LBFGS方法推导

原创文章,转载请注明: 转载自慢慢的回味

本文链接地址: LBFGS方法推导

BFGS方法推导

可以构造一个二次函数来开始,假设x_k第k次迭代为:

    \[    m_k(p)=f_k + \nabla f_k^T p+\frac{1}{2} p^T B_k p      \qquad\qquad\qquad Equitation 1 \]

注意B_k为n x n对称正定矩阵,可以在每次迭代中更新。注意到这个构造函数在p=0的时候,f_k\nabla f_k和原函数是相同的。对其求导,得到

    \[    p_k= - B_k^{-1} \nabla f_k      \qquad\qquad\qquad Equitation 2 \]

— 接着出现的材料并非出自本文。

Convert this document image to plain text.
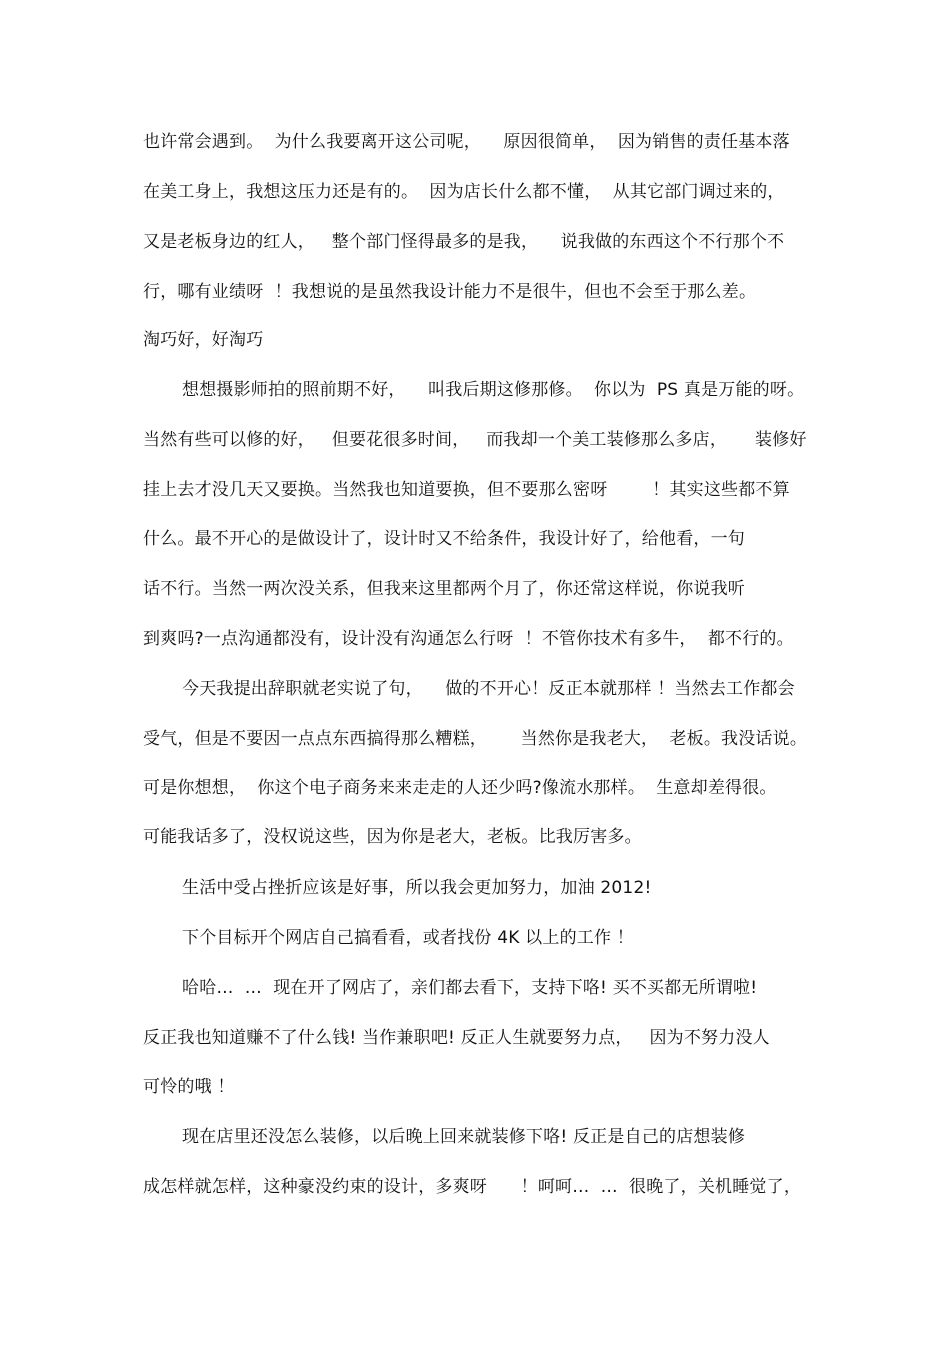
也许常会遇到。  为什么我要离开这公司呢，    原因很简单，  因为销售的责任基本落
在美工身上，我想这压力还是有的。  因为店长什么都不懂，  从其它部门调过来的，
又是老板身边的红人，   整个部门怪得最多的是我，    说我做的东西这个不行那个不
行，哪有业绩呀  ！我想说的是虽然我设计能力不是很牛，但也不会至于那么差。
淘巧好，好淘巧
想想摄影师拍的照前期不好，    叫我后期这修那修。  你以为  PS 真是万能的呀。
当然有些可以修的好，   但要花很多时间，   而我却一个美工装修那么多店，     装修好
挂上去才没几天又要换。当然我也知道要换，但不要那么密呀        ！其实这些都不算
什么。最不开心的是做设计了，设计时又不给条件，我设计好了，给他看，一句
话不行。当然一两次没关系，但我来这里都两个月了，你还常这样说，你说我听
到爽吗?一点沟通都没有，设计没有沟通怎么行呀  ！不管你技术有多牛，  都不行的。
今天我提出辞职就老实说了句，    做的不开心！反正本就那样 ！当然去工作都会
受气，但是不要因一点点东西搞得那么糟糕，      当然你是我老大，  老板。我没话说。
可是你想想，  你这个电子商务来来走走的人还少吗?像流水那样。  生意却差得很。
可能我话多了，没权说这些，因为你是老大，老板。比我厉害多。
生活中受占挫折应该是好事，所以我会更加努力，加油 2012!
下个目标开个网店自己搞看看，或者找份 4K 以上的工作 ！
哈哈…  …  现在开了网店了，亲们都去看下，支持下咯! 买不买都无所谓啦!
反正我也知道赚不了什么钱! 当作兼职吧! 反正人生就要努力点，   因为不努力没人
可怜的哦 ！
现在店里还没怎么装修，以后晚上回来就装修下咯! 反正是自己的店想装修
成怎样就怎样，这种豪没约束的设计，多爽呀      ！呵呵…  …  很晚了，关机睡觉了，
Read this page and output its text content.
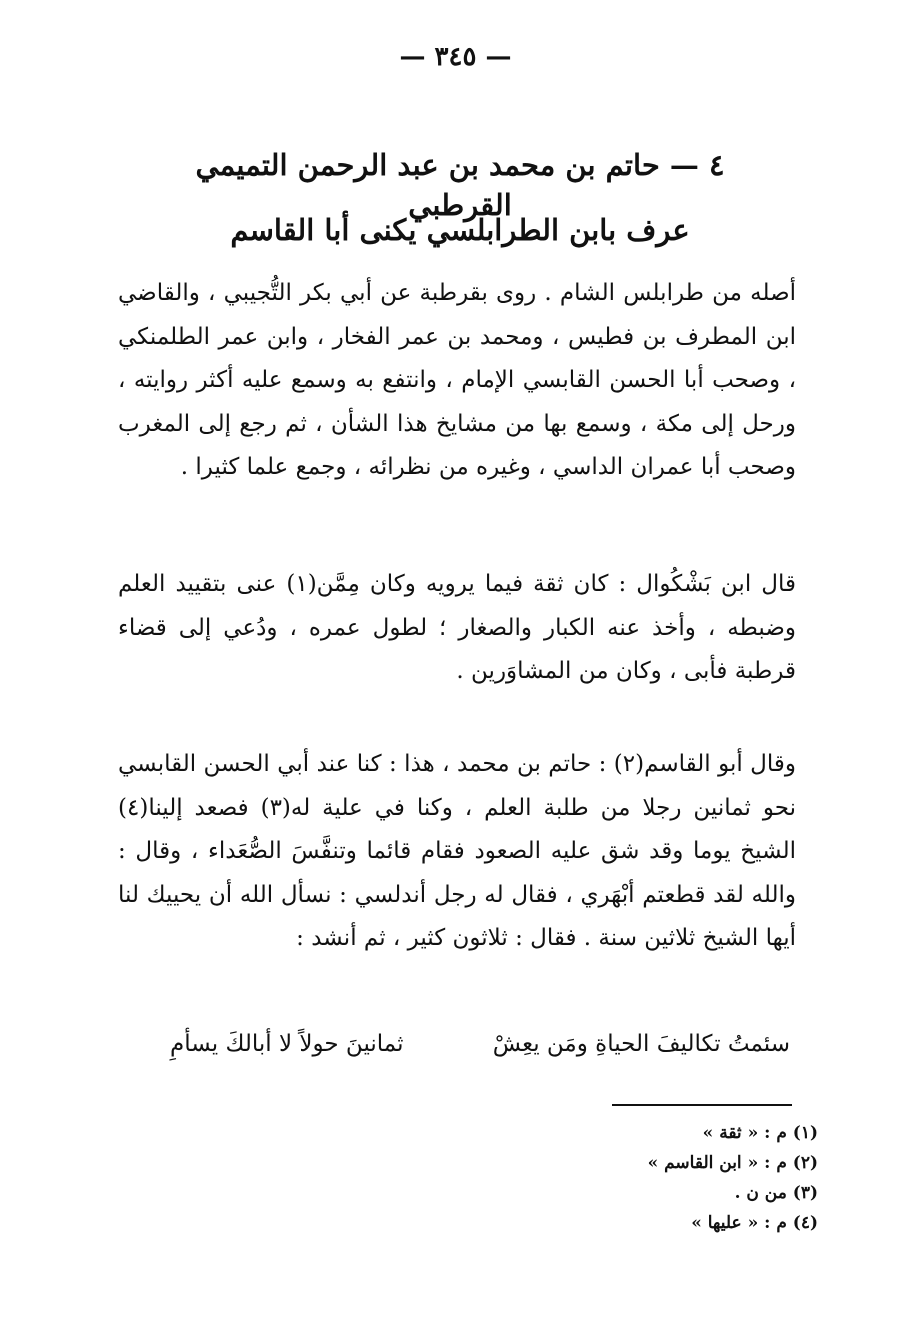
— ٣٤٥ —
٤ — حاتم بن محمد بن عبد الرحمن التميمي القرطبي
عرف بابن الطرابلسي يكنى أبا القاسم
أصله من طرابلس الشام . روى بقرطبة عن أبي بكر التُّجيبي ، والقاضي ابن المطرف بن فطيس ، ومحمد بن عمر الفخار ، وابن عمر الطلمنكي ، وصحب أبا الحسن القابسي الإمام ، وانتفع به وسمع عليه أكثر روايته ، ورحل إلى مكة ، وسمع بها من مشايخ هذا الشأن ، ثم رجع إلى المغرب وصحب أبا عمران الداسي ، وغيره من نظرائه ، وجمع علما كثيرا .
قال ابن بَشْكُوال : كان ثقة فيما يرويه وكان مِمَّن(١) عنى بتقييد العلم وضبطه ، وأخذ عنه الكبار والصغار ؛ لطول عمره ، ودُعي إلى قضاء قرطبة فأبى ، وكان من المشاوَرين .
وقال أبو القاسم(٢) : حاتم بن محمد ، هذا : كنا عند أبي الحسن القابسي نحو ثمانين رجلا من طلبة العلم ، وكنا في علية له(٣) فصعد إلينا(٤) الشيخ يوما وقد شق عليه الصعود فقام قائما وتنفَّسَ الصُّعَداء ، وقال : والله لقد قطعتم أبْهَري ، فقال له رجل أندلسي : نسأل الله أن يحييك لنا أيها الشيخ ثلاثين سنة . فقال : ثلاثون كثير ، ثم أنشد :
سئمتُ تكاليفَ الحياةِ ومَن يعِشْ
ثمانينَ حولاً لا أبالكَ يسأمِ
(١) م : « ثقة »
(٢) م : « ابن القاسم »
(٣) من ن .
(٤) م : « عليها »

公式2即为搜索方向向量,由此x_{k+1}第k+1次迭代为(其中\alpha_k可以用强Wolfe准则来计算):

    \[    x_{k+1}= x_k + \alpha_k p_k      \qquad\qquad\qquad Equitation 3 \]

为了不每次都计算B_k(计算太复杂),Davidon提出用最近迭代的几步来计算它。
我们已经计算出x_{k+1},现在构造其在k+1次迭代的二次函数:

    \[    m_{k+1}(p)=f_{k+1} + \nabla f_{k+1}^T p+\frac{1}{2} p^T B_{k+1} p      \qquad\qquad\qquad Equitation 4 \]

怎么求B_{k+1}呢?函数m_{k+1}(p)应该在x_k处和x_{k+1}处和目标函数f_x导数一致。对其求导,并令p = - \alpha_k p_k,即x_k处得:(x_{k+1}处自然相等,\nabla m_{k+1}(0) = \nabla f_{k+1}^T

    \[    \nabla m_{k+1}( - \alpha_k p_k )= \nabla f_{k+1} - \alpha_k B_{k+1} p_k = \nabla f_k     \qquad\qquad\qquad Equitation 5 \]

调整方程得:

    \[    B_{k+1} \alpha_k p_k = \nabla f_{k+1} - \nabla f_k   \qquad\qquad\qquad Equitation 6 \]

s_k = x_{k+1} - x_k = \alpha_k p_k, \qquad y_k = \nabla f_{k+1} - \nabla f_k,方程6为:

    \[    B_{k+1} s_k = y_k   \qquad\qquad\qquad Equitation 7 \]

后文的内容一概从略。